François Bayrou a eu beau jeu de dénoncer, depuis belle lurette maintenant, les effets néfastes du jeu des partis. On voit bien aujourd'hui que son mouvement dépend en fait de ce jeu. Comment sinon un parti faisant un score aussi faible pourrait-il devenir l'objet de toutes les convoitises ? Le rôle d'arbitre du MoDem n'est pas la conséquence de sa force politique, mais de son positionnement. On sait que le LCR ou le PCF ne vont pas s'allier à l'UMP ; au pire leurs voix disparaissent au second tour. Grâce à leur position centrale, les voix du MoDem, si elles étaient véritablement disciplinées, comptent double selon les alliances : tant de voix en moins pour les uns, autant en plus pour les autres. Difficile de dire, dans ces conditions, que le bipartisme ne profite pas à François Bayrou.

Et voilà l'autre gros inconvénient du MoDem, qui, il me semble, pèse plus lourd pour le PS que pour l'UMP : grâce à l'ambiguïté savamment entretenue, le MoDem peut paraître à gauche sans être à gauche, attirer les décus du PS finalement pour neutraliser leurs voix. Julien Tolédano a raison de dire que la plupart des nouvelles recrus du MoDem ne sont sans doute pas pleinement consciencts de la dimension démocrate-chretien de leur parti. Lors de l'élection présidentielle, je n'avais pas compris comment Bayrou pouvait promettre des réductions budgétaires très importantes sans avoir à répondre des effets (énormes) des coupes qui aurait été nécessaires. Mais encore une fois, ce rôle de réceptacle des déçus des autres partis, c'est le produit du bipartisme. Le MoDem n'a pas besoin d'avoir une ligne politique claire car il profite de sa place dans le système.

La démonstration de ce que je viens de dire va peut-être se produire à Toulouse, où l'accord MoDem-UMP semble avoir débouché aussitôt sur des excellentes nouvelles : un sondage accréditant Pierre Cohen, le candidat socialiste, de 53% des voix. Si ce chiffre peut s'expliquer, du moins, en parti, par la désobéissance (civique) des électeurs MoDem qui n'ont pas voulu jouer le jeu des alliances, cela montre en plus que ce sont bien ces électeurs plutôt de gauche qui se sont laissé "béarner" par le centrisme.
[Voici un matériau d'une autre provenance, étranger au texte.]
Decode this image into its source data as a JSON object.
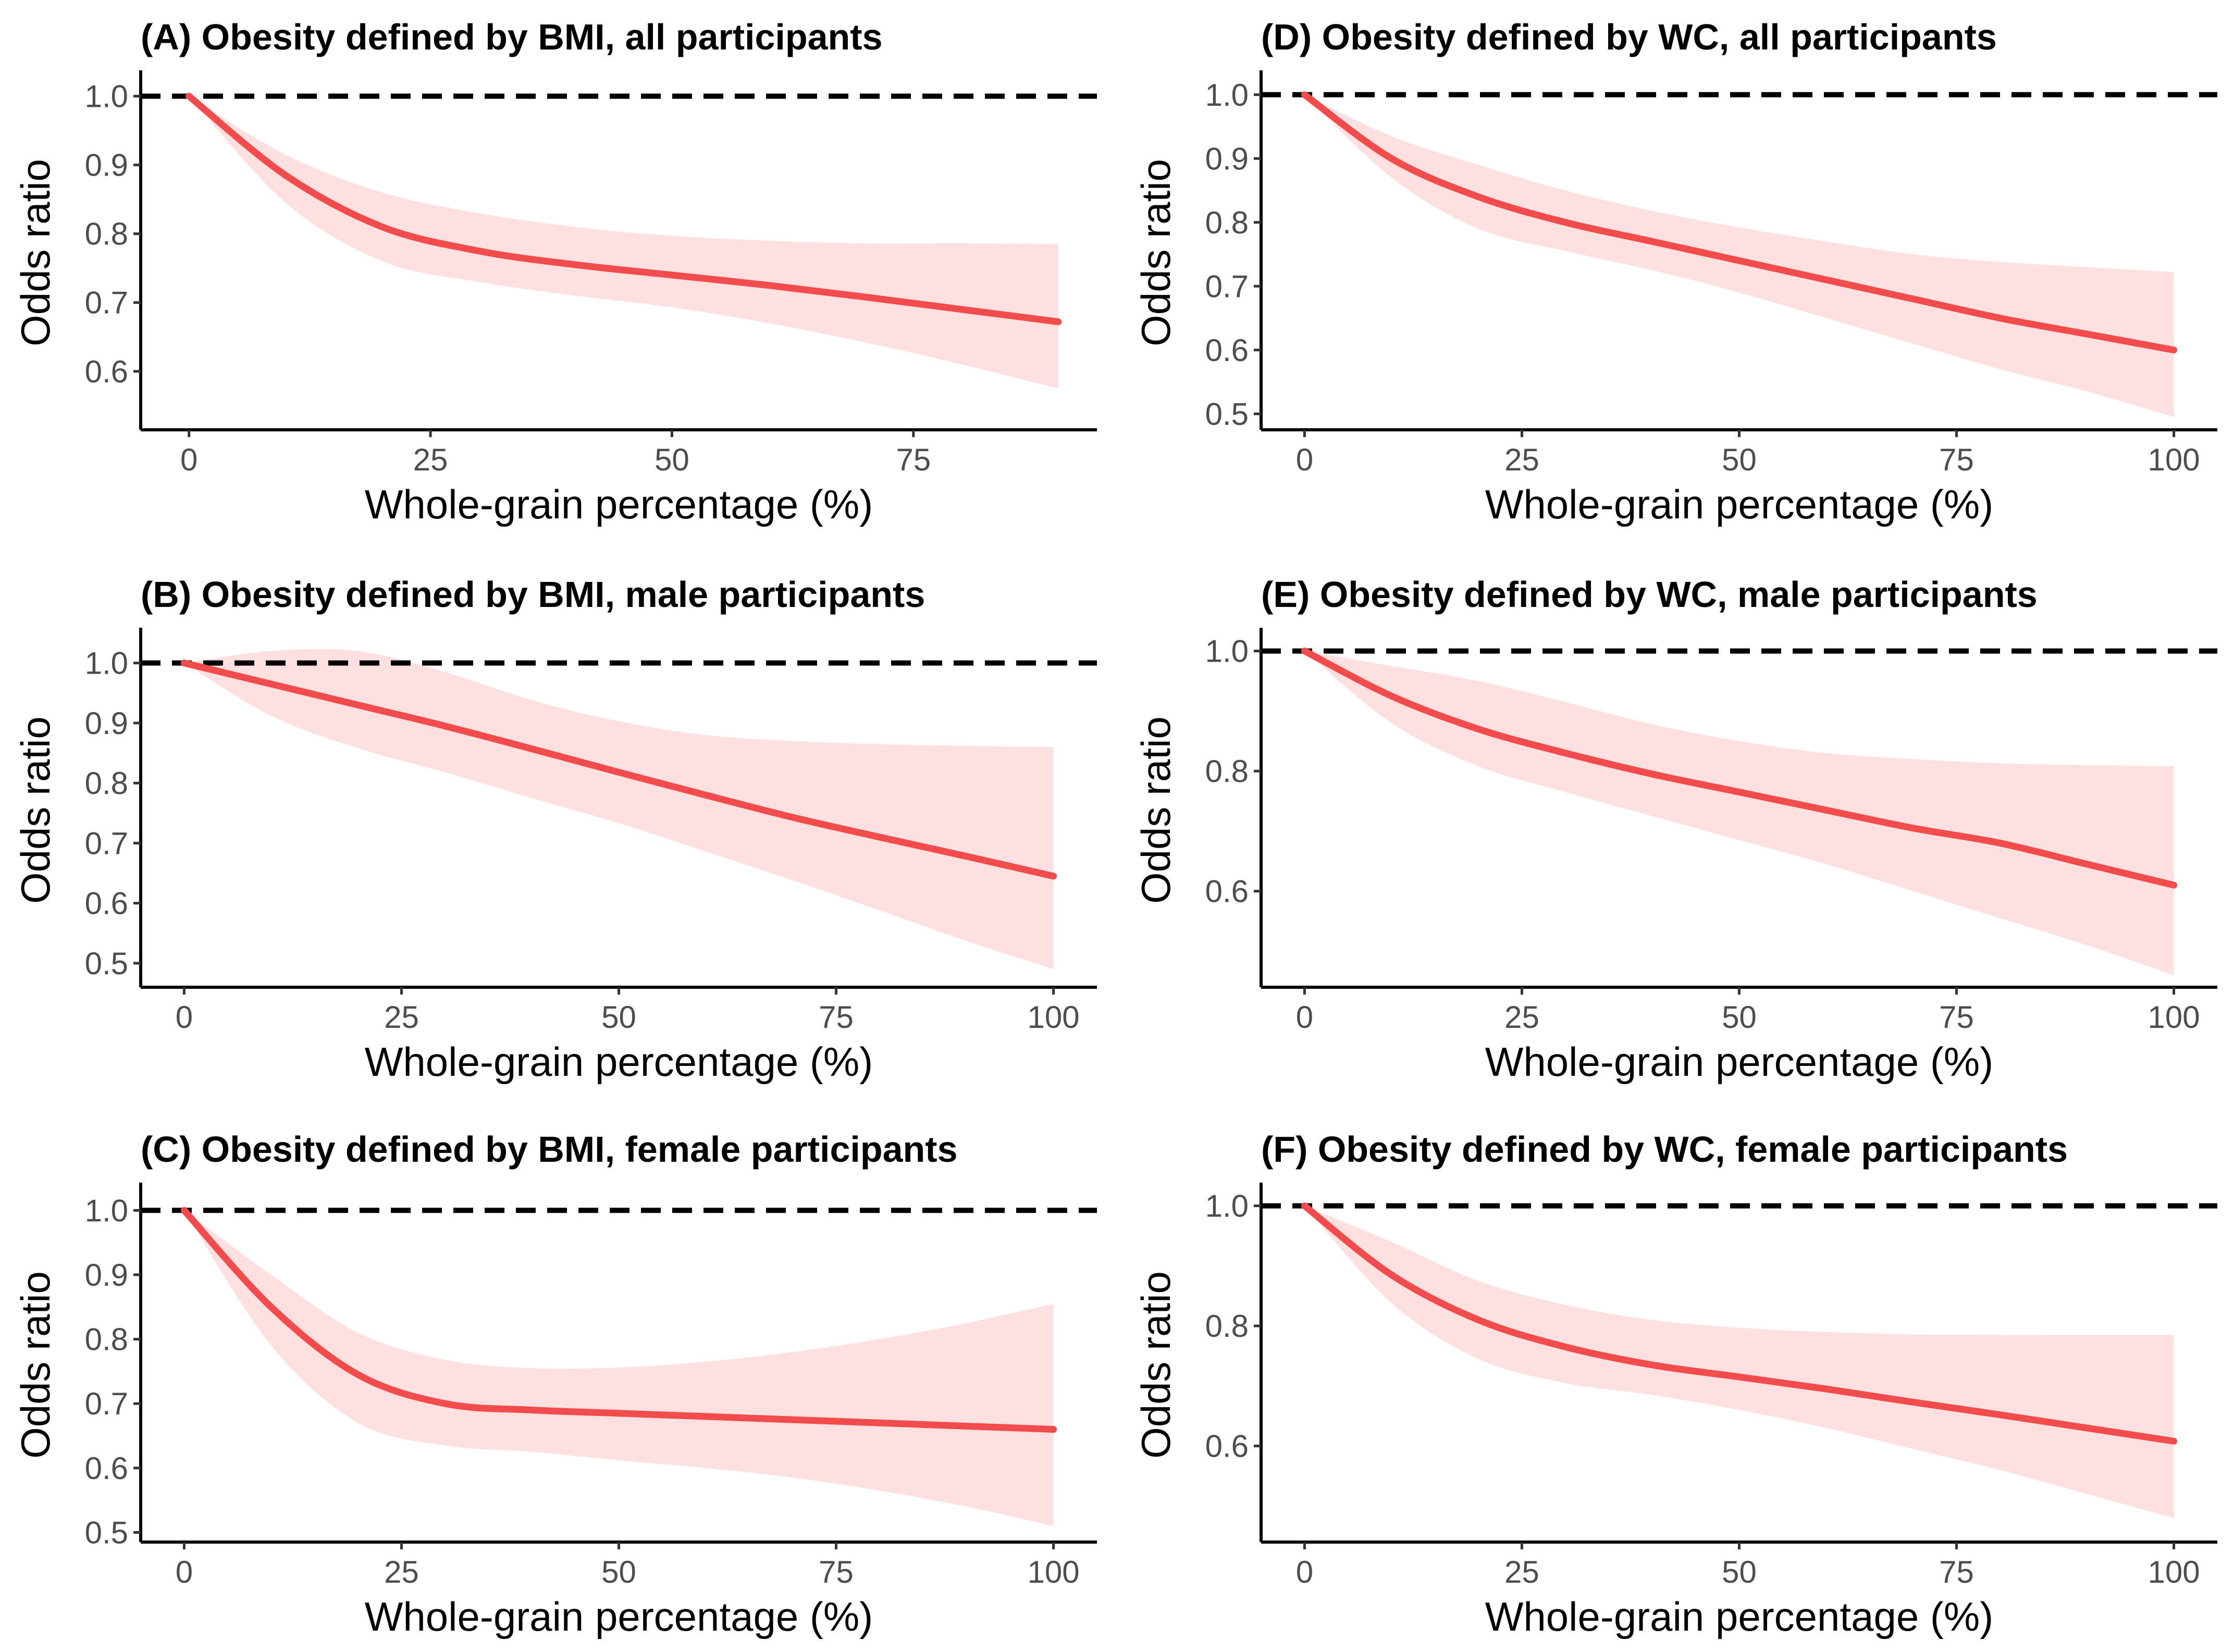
{
  "figure": {
    "line_color": "#f24b4b",
    "band_color": "#ffe0e1",
    "ref_line_color": "#000000"
  },
  "chart_data": [
    {
      "type": "line",
      "id": "A",
      "title": "(A) Obesity defined by BMI, all participants",
      "xlabel": "Whole-grain percentage (%)",
      "ylabel": "Odds ratio",
      "xlim": [
        -5,
        94
      ],
      "ylim": [
        0.515,
        1.03
      ],
      "xticks": [
        0,
        25,
        50,
        75
      ],
      "xtick_labels": [
        "0",
        "25",
        "50",
        "75"
      ],
      "yticks": [
        0.6,
        0.7,
        0.8,
        0.9,
        1.0
      ],
      "ytick_labels": [
        "0.6",
        "0.7",
        "0.8",
        "0.9",
        "1.0"
      ],
      "reference_line": 1.0,
      "series": [
        {
          "name": "Odds ratio",
          "x": [
            0,
            10,
            20,
            30,
            40,
            50,
            60,
            70,
            80,
            90
          ],
          "y": [
            1.0,
            0.885,
            0.81,
            0.775,
            0.755,
            0.74,
            0.725,
            0.708,
            0.69,
            0.672
          ]
        },
        {
          "name": "Lower CI",
          "x": [
            0,
            10,
            20,
            30,
            40,
            50,
            60,
            70,
            80,
            90
          ],
          "y": [
            1.0,
            0.845,
            0.76,
            0.73,
            0.71,
            0.693,
            0.67,
            0.642,
            0.61,
            0.575
          ]
        },
        {
          "name": "Upper CI",
          "x": [
            0,
            10,
            20,
            30,
            40,
            50,
            60,
            70,
            80,
            90
          ],
          "y": [
            1.0,
            0.915,
            0.86,
            0.83,
            0.81,
            0.797,
            0.79,
            0.786,
            0.786,
            0.785
          ]
        }
      ]
    },
    {
      "type": "line",
      "id": "B",
      "title": "(B) Obesity defined by BMI, male participants",
      "xlabel": "Whole-grain percentage (%)",
      "ylabel": "Odds ratio",
      "xlim": [
        -5,
        105
      ],
      "ylim": [
        0.46,
        1.05
      ],
      "xticks": [
        0,
        25,
        50,
        75,
        100
      ],
      "xtick_labels": [
        "0",
        "25",
        "50",
        "75",
        "100"
      ],
      "yticks": [
        0.5,
        0.6,
        0.7,
        0.8,
        0.9,
        1.0
      ],
      "ytick_labels": [
        "0.5",
        "0.6",
        "0.7",
        "0.8",
        "0.9",
        "1.0"
      ],
      "reference_line": 1.0,
      "series": [
        {
          "name": "Odds ratio",
          "x": [
            0,
            10,
            20,
            30,
            40,
            50,
            60,
            70,
            80,
            90,
            100
          ],
          "y": [
            1.0,
            0.965,
            0.93,
            0.895,
            0.857,
            0.818,
            0.78,
            0.743,
            0.71,
            0.678,
            0.645
          ]
        },
        {
          "name": "Lower CI",
          "x": [
            0,
            10,
            20,
            30,
            40,
            50,
            60,
            70,
            80,
            90,
            100
          ],
          "y": [
            1.0,
            0.912,
            0.858,
            0.818,
            0.775,
            0.733,
            0.686,
            0.638,
            0.588,
            0.537,
            0.49
          ]
        },
        {
          "name": "Upper CI",
          "x": [
            0,
            10,
            20,
            30,
            40,
            50,
            60,
            70,
            80,
            90,
            100
          ],
          "y": [
            1.0,
            1.02,
            1.02,
            0.985,
            0.938,
            0.903,
            0.88,
            0.87,
            0.865,
            0.862,
            0.86
          ]
        }
      ]
    },
    {
      "type": "line",
      "id": "C",
      "title": "(C) Obesity defined by BMI, female participants",
      "xlabel": "Whole-grain percentage (%)",
      "ylabel": "Odds ratio",
      "xlim": [
        -5,
        105
      ],
      "ylim": [
        0.485,
        1.035
      ],
      "xticks": [
        0,
        25,
        50,
        75,
        100
      ],
      "xtick_labels": [
        "0",
        "25",
        "50",
        "75",
        "100"
      ],
      "yticks": [
        0.5,
        0.6,
        0.7,
        0.8,
        0.9,
        1.0
      ],
      "ytick_labels": [
        "0.5",
        "0.6",
        "0.7",
        "0.8",
        "0.9",
        "1.0"
      ],
      "reference_line": 1.0,
      "series": [
        {
          "name": "Odds ratio",
          "x": [
            0,
            10,
            20,
            30,
            40,
            50,
            60,
            70,
            80,
            90,
            100
          ],
          "y": [
            1.0,
            0.85,
            0.745,
            0.7,
            0.69,
            0.685,
            0.68,
            0.675,
            0.67,
            0.665,
            0.66
          ]
        },
        {
          "name": "Lower CI",
          "x": [
            0,
            10,
            20,
            30,
            40,
            50,
            60,
            70,
            80,
            90,
            100
          ],
          "y": [
            1.0,
            0.79,
            0.67,
            0.635,
            0.625,
            0.612,
            0.6,
            0.585,
            0.565,
            0.54,
            0.51
          ]
        },
        {
          "name": "Upper CI",
          "x": [
            0,
            10,
            20,
            30,
            40,
            50,
            60,
            70,
            80,
            90,
            100
          ],
          "y": [
            1.0,
            0.9,
            0.81,
            0.768,
            0.755,
            0.756,
            0.765,
            0.78,
            0.8,
            0.825,
            0.855
          ]
        }
      ]
    },
    {
      "type": "line",
      "id": "D",
      "title": "(D) Obesity defined by WC, all participants",
      "xlabel": "Whole-grain percentage (%)",
      "ylabel": "Odds ratio",
      "xlim": [
        -5,
        105
      ],
      "ylim": [
        0.475,
        1.03
      ],
      "xticks": [
        0,
        25,
        50,
        75,
        100
      ],
      "xtick_labels": [
        "0",
        "25",
        "50",
        "75",
        "100"
      ],
      "yticks": [
        0.5,
        0.6,
        0.7,
        0.8,
        0.9,
        1.0
      ],
      "ytick_labels": [
        "0.5",
        "0.6",
        "0.7",
        "0.8",
        "0.9",
        "1.0"
      ],
      "reference_line": 1.0,
      "series": [
        {
          "name": "Odds ratio",
          "x": [
            0,
            10,
            20,
            30,
            40,
            50,
            60,
            70,
            80,
            90,
            100
          ],
          "y": [
            1.0,
            0.9,
            0.84,
            0.8,
            0.77,
            0.74,
            0.71,
            0.68,
            0.65,
            0.625,
            0.6
          ]
        },
        {
          "name": "Lower CI",
          "x": [
            0,
            10,
            20,
            30,
            40,
            50,
            60,
            70,
            80,
            90,
            100
          ],
          "y": [
            1.0,
            0.87,
            0.79,
            0.755,
            0.725,
            0.69,
            0.65,
            0.61,
            0.57,
            0.535,
            0.495
          ]
        },
        {
          "name": "Upper CI",
          "x": [
            0,
            10,
            20,
            30,
            40,
            50,
            60,
            70,
            80,
            90,
            100
          ],
          "y": [
            1.0,
            0.935,
            0.89,
            0.85,
            0.818,
            0.792,
            0.77,
            0.75,
            0.738,
            0.73,
            0.722
          ]
        }
      ]
    },
    {
      "type": "line",
      "id": "E",
      "title": "(E) Obesity defined by WC, male participants",
      "xlabel": "Whole-grain percentage (%)",
      "ylabel": "Odds ratio",
      "xlim": [
        -5,
        105
      ],
      "ylim": [
        0.44,
        1.03
      ],
      "xticks": [
        0,
        25,
        50,
        75,
        100
      ],
      "xtick_labels": [
        "0",
        "25",
        "50",
        "75",
        "100"
      ],
      "yticks": [
        0.6,
        0.8,
        1.0
      ],
      "ytick_labels": [
        "0.6",
        "0.8",
        "1.0"
      ],
      "reference_line": 1.0,
      "series": [
        {
          "name": "Odds ratio",
          "x": [
            0,
            10,
            20,
            30,
            40,
            50,
            60,
            70,
            80,
            90,
            100
          ],
          "y": [
            1.0,
            0.925,
            0.87,
            0.83,
            0.795,
            0.765,
            0.735,
            0.705,
            0.68,
            0.645,
            0.61
          ]
        },
        {
          "name": "Lower CI",
          "x": [
            0,
            10,
            20,
            30,
            40,
            50,
            60,
            70,
            80,
            90,
            100
          ],
          "y": [
            1.0,
            0.88,
            0.808,
            0.765,
            0.725,
            0.685,
            0.645,
            0.6,
            0.555,
            0.51,
            0.46
          ]
        },
        {
          "name": "Upper CI",
          "x": [
            0,
            10,
            20,
            30,
            40,
            50,
            60,
            70,
            80,
            90,
            100
          ],
          "y": [
            1.0,
            0.975,
            0.95,
            0.915,
            0.878,
            0.85,
            0.83,
            0.82,
            0.813,
            0.81,
            0.808
          ]
        }
      ]
    },
    {
      "type": "line",
      "id": "F",
      "title": "(F) Obesity defined by WC, female participants",
      "xlabel": "Whole-grain percentage (%)",
      "ylabel": "Odds ratio",
      "xlim": [
        -5,
        105
      ],
      "ylim": [
        0.44,
        1.03
      ],
      "xticks": [
        0,
        25,
        50,
        75,
        100
      ],
      "xtick_labels": [
        "0",
        "25",
        "50",
        "75",
        "100"
      ],
      "yticks": [
        0.6,
        0.8,
        1.0
      ],
      "ytick_labels": [
        "0.6",
        "0.8",
        "1.0"
      ],
      "reference_line": 1.0,
      "series": [
        {
          "name": "Odds ratio",
          "x": [
            0,
            10,
            20,
            30,
            40,
            50,
            60,
            70,
            80,
            90,
            100
          ],
          "y": [
            1.0,
            0.885,
            0.81,
            0.765,
            0.735,
            0.715,
            0.695,
            0.673,
            0.652,
            0.63,
            0.608
          ]
        },
        {
          "name": "Lower CI",
          "x": [
            0,
            10,
            20,
            30,
            40,
            50,
            60,
            70,
            80,
            90,
            100
          ],
          "y": [
            1.0,
            0.838,
            0.745,
            0.705,
            0.685,
            0.66,
            0.63,
            0.595,
            0.56,
            0.52,
            0.48
          ]
        },
        {
          "name": "Upper CI",
          "x": [
            0,
            10,
            20,
            30,
            40,
            50,
            60,
            70,
            80,
            90,
            100
          ],
          "y": [
            1.0,
            0.94,
            0.875,
            0.835,
            0.81,
            0.797,
            0.79,
            0.786,
            0.785,
            0.785,
            0.785
          ]
        }
      ]
    }
  ]
}
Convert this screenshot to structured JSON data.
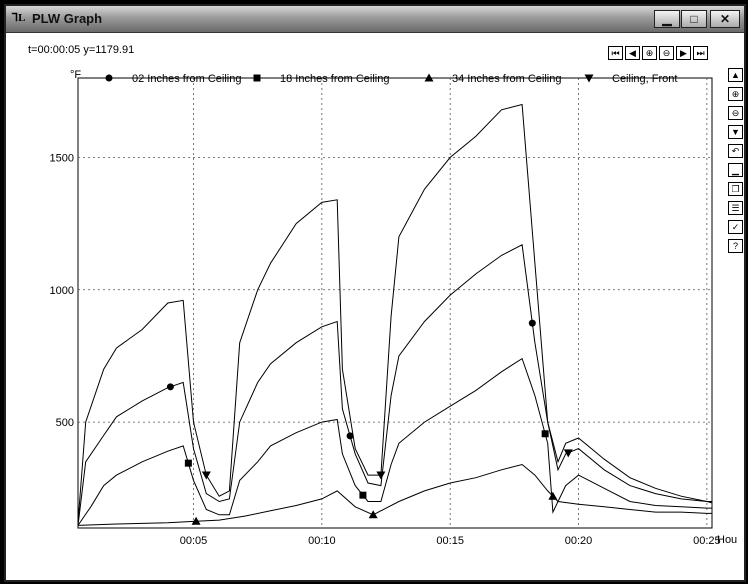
{
  "window": {
    "title": "PLW Graph",
    "app_icon": "plw-app-icon",
    "minimize_label": "▁",
    "maximize_label": "□",
    "close_label": "✕"
  },
  "readout": "t=00:00:05 y=1179.91",
  "nav_buttons": [
    {
      "name": "first-page-icon",
      "glyph": "⏮"
    },
    {
      "name": "prev-page-icon",
      "glyph": "◀"
    },
    {
      "name": "zoom-in-icon",
      "glyph": "⊕"
    },
    {
      "name": "zoom-out-icon",
      "glyph": "⊖"
    },
    {
      "name": "next-page-icon",
      "glyph": "▶"
    },
    {
      "name": "last-page-icon",
      "glyph": "⏭"
    }
  ],
  "side_buttons": [
    {
      "name": "scroll-up-icon",
      "glyph": "▲"
    },
    {
      "name": "zoom-in-vertical-icon",
      "glyph": "⊕"
    },
    {
      "name": "zoom-out-vertical-icon",
      "glyph": "⊖"
    },
    {
      "name": "scroll-down-icon",
      "glyph": "▼"
    },
    {
      "name": "undo-icon",
      "glyph": "↶"
    },
    {
      "name": "minimize-icon",
      "glyph": "▁"
    },
    {
      "name": "restore-icon",
      "glyph": "❐"
    },
    {
      "name": "list-icon",
      "glyph": "☰"
    },
    {
      "name": "check-icon",
      "glyph": "✓"
    },
    {
      "name": "help-icon",
      "glyph": "?"
    }
  ],
  "chart_data": {
    "type": "line",
    "title": "",
    "ylabel": "°F",
    "xlabel": "Hou",
    "ylim": [
      100,
      1800
    ],
    "xlim": [
      0.5,
      25.2
    ],
    "x_ticks": [
      5,
      10,
      15,
      20,
      25
    ],
    "x_tick_labels": [
      "00:05",
      "00:10",
      "00:15",
      "00:20",
      "00:25"
    ],
    "y_ticks": [
      500,
      1000,
      1500
    ],
    "y_tick_labels": [
      "500",
      "1000",
      "1500"
    ],
    "grid": true,
    "legend_position": "top",
    "series": [
      {
        "name": "Ceiling, Front",
        "marker": "triangle-down",
        "x": [
          0.5,
          0.8,
          1.5,
          2,
          3,
          4,
          4.6,
          5,
          5.5,
          6,
          6.4,
          6.8,
          7.5,
          8,
          9,
          10,
          10.6,
          10.8,
          11.3,
          11.8,
          12.3,
          12.7,
          13,
          14,
          15,
          16,
          17,
          17.8,
          18.3,
          18.8,
          19.2,
          19.5,
          20,
          21,
          22,
          23,
          24,
          25,
          25.2
        ],
        "y": [
          120,
          500,
          700,
          780,
          850,
          950,
          960,
          500,
          300,
          220,
          240,
          800,
          1000,
          1100,
          1250,
          1330,
          1340,
          700,
          400,
          300,
          300,
          900,
          1200,
          1380,
          1500,
          1580,
          1680,
          1700,
          1100,
          500,
          320,
          380,
          400,
          320,
          260,
          230,
          210,
          200,
          200
        ],
        "marker_x": [
          5.5,
          12.3,
          19.6
        ]
      },
      {
        "name": "02 Inches from Ceiling",
        "marker": "circle",
        "x": [
          0.5,
          0.8,
          1.5,
          2,
          3,
          4,
          4.6,
          5,
          5.5,
          6,
          6.4,
          6.8,
          7.5,
          8,
          9,
          10,
          10.6,
          10.8,
          11.3,
          11.8,
          12.3,
          12.7,
          13,
          14,
          15,
          16,
          17,
          17.8,
          18.3,
          18.8,
          19.2,
          19.5,
          20,
          21,
          22,
          23,
          24,
          25,
          25.2
        ],
        "y": [
          110,
          350,
          450,
          520,
          580,
          630,
          650,
          400,
          230,
          200,
          210,
          500,
          650,
          720,
          800,
          860,
          880,
          550,
          380,
          270,
          260,
          600,
          750,
          880,
          980,
          1060,
          1130,
          1170,
          800,
          500,
          350,
          420,
          440,
          360,
          290,
          250,
          220,
          200,
          195
        ],
        "marker_x": [
          4.1,
          11.1,
          18.2
        ]
      },
      {
        "name": "18 Inches from Ceiling",
        "marker": "square",
        "x": [
          0.5,
          1,
          1.5,
          2,
          3,
          4,
          4.6,
          5,
          5.5,
          6,
          6.4,
          6.8,
          7.5,
          8,
          9,
          10,
          10.6,
          10.8,
          11.3,
          11.8,
          12.3,
          12.7,
          13,
          14,
          15,
          16,
          17,
          17.8,
          18.3,
          18.8,
          19,
          19.5,
          20,
          21,
          22,
          23,
          24,
          25,
          25.2
        ],
        "y": [
          110,
          180,
          260,
          300,
          350,
          390,
          410,
          280,
          170,
          150,
          150,
          280,
          350,
          410,
          460,
          500,
          510,
          380,
          260,
          200,
          200,
          340,
          420,
          500,
          560,
          620,
          690,
          740,
          600,
          420,
          160,
          260,
          300,
          250,
          200,
          185,
          180,
          175,
          175
        ],
        "marker_x": [
          4.8,
          11.6,
          18.7
        ]
      },
      {
        "name": "34 Inches from Ceiling",
        "marker": "triangle-up",
        "x": [
          0.5,
          2,
          4,
          5,
          6,
          7,
          8,
          9,
          10,
          10.6,
          11.3,
          12,
          13,
          14,
          15,
          16,
          17,
          17.8,
          18.3,
          18.8,
          19.2,
          20,
          21,
          22,
          23,
          24,
          25,
          25.2
        ],
        "y": [
          110,
          115,
          120,
          125,
          130,
          145,
          165,
          185,
          210,
          240,
          180,
          150,
          200,
          240,
          270,
          290,
          320,
          340,
          300,
          240,
          200,
          190,
          180,
          170,
          160,
          160,
          155,
          155
        ],
        "marker_x": [
          5.1,
          12,
          19
        ]
      }
    ]
  }
}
Mais ce 53%, s'il se traduit en un bon résultat, montre aussi que la politique est restée lisible, malgré tout. Car la ligne de Bayrou fonctionne lorsque la droite et la gauche sont globalement proche sur bon nombre de questions, dans un monde où la droite est incarnée par Juppé et la gauche par Jospin. Mais avec Sarkozy, le moins qu'on puisse dire, c'est qu'on ne risque plus de confondre les deux bords politiques. Du coup c'est le MoDem qui devient illisible.